The Facebook post explained the couple weren't paid right away because of their weekly pay cycle but the owner said "under the circumstances of which we've been held, we are paying them today instead".
The pair also highlighted several negative Google reviews given to Wee Red Barn. Many claimed they too were unfairly treated with many quitting not long after starting. Meanwhile, responding to the couple's video one person said: "I've heard horrible things about Wee Red Barn from other backpackers also!!! You aren’t alone in this".
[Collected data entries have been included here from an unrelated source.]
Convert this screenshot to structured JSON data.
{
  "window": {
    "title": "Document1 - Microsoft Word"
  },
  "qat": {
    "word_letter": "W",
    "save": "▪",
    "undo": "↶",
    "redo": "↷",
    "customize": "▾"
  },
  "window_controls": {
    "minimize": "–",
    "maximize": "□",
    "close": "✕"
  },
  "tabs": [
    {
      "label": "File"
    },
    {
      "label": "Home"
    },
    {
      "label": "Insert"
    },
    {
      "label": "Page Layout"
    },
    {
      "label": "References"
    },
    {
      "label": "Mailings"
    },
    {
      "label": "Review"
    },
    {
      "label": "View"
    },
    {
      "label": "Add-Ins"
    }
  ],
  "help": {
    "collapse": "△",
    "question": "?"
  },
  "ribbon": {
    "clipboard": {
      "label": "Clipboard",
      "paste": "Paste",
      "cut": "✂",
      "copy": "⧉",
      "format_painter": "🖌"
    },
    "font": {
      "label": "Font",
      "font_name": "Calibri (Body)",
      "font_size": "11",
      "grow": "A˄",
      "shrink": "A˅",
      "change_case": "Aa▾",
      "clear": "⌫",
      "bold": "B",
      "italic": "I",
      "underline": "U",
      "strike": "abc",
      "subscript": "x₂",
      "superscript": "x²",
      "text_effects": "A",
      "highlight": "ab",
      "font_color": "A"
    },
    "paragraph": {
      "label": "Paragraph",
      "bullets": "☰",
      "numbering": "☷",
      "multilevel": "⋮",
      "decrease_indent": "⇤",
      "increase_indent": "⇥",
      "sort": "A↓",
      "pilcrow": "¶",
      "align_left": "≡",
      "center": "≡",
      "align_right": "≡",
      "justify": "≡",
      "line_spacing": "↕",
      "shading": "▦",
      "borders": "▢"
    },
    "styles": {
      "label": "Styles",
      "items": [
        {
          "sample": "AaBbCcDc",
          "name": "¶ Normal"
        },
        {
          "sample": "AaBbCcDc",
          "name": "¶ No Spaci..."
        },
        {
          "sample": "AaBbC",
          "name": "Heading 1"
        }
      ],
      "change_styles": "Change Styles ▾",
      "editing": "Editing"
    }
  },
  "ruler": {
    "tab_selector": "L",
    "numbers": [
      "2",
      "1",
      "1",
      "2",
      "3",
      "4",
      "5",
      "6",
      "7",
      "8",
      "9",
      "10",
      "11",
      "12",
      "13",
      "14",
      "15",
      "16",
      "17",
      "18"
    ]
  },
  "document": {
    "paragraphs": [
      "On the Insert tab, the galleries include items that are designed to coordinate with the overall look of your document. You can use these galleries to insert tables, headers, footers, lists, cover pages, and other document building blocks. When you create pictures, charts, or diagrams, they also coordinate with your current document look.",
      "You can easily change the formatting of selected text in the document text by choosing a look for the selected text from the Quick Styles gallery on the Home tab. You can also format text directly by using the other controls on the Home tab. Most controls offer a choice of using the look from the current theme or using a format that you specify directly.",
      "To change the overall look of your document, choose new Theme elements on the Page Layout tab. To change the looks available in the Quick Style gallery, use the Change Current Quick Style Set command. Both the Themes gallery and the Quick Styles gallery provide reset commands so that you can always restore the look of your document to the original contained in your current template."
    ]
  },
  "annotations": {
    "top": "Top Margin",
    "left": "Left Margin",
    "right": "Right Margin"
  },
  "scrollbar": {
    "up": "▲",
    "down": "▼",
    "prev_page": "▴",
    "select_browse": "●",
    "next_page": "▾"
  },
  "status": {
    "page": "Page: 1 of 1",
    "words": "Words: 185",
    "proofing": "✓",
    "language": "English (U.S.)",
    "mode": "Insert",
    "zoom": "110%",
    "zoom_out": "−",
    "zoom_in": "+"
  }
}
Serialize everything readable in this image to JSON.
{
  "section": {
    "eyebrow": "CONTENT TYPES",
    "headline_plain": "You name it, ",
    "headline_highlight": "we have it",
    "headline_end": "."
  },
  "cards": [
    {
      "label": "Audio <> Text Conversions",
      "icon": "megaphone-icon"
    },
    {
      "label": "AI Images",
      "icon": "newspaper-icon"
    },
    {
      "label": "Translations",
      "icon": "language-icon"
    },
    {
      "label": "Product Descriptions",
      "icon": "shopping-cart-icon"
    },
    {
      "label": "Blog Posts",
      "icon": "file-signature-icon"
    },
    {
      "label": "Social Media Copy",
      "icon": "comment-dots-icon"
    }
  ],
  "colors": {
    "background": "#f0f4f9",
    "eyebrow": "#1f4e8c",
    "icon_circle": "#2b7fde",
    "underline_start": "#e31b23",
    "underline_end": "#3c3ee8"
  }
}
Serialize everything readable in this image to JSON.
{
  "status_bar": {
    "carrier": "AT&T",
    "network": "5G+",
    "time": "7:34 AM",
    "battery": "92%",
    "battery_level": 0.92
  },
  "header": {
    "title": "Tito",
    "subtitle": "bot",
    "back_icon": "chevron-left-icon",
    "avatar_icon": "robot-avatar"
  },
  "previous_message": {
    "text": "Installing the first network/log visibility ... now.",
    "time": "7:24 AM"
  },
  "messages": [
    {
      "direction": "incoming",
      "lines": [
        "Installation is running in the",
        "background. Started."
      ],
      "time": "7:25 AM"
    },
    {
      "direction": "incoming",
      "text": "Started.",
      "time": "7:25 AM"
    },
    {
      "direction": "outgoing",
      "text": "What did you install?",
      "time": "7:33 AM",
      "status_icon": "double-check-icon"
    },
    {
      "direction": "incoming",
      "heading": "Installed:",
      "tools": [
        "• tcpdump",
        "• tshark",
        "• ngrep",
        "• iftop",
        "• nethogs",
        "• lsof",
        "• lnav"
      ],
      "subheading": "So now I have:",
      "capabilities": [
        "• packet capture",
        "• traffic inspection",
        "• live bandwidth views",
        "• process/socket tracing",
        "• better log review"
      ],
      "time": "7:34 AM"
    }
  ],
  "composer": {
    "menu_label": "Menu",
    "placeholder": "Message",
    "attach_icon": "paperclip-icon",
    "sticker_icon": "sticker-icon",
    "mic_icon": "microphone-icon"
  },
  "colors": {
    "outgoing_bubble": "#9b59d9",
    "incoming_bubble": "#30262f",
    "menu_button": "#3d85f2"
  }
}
Worker abuse claims on Aussie farms
Unfortunately, it's not uncommon for backpackers or travellers to feel they've been treated unfairly while undergoing seasonal work. There have been growing concerns about worker abuse on fruit farms in Australia with seasonal workers admitting they often "feel like slaves".
Many have complained of working in tough conditions, including long hours and poor living facilities, for minimal wages. "This is starting to feel like slavery rather than working for money," an anonymous worker previously told Yahoo News Australia.
In Australia, Fair Work requires all adult casual fruit or vegetable pickers to be paid at least $26.73 per hour, which increased in April, 2022 following complaints seasonal workers faced "unsafe conditions and rampant exploitation".
Working holiday visa holders must complete 88 days of labour to allow them to extend their stay in Australia for a second or third year. In New Zealand however, the maximum time you can work in the horticulture and viticulture industries (the food, plants and wine industries) is six weeks. This includes planting, maintaining, harvesting and picking crops. The rate is roughly around NZ$25 an hour.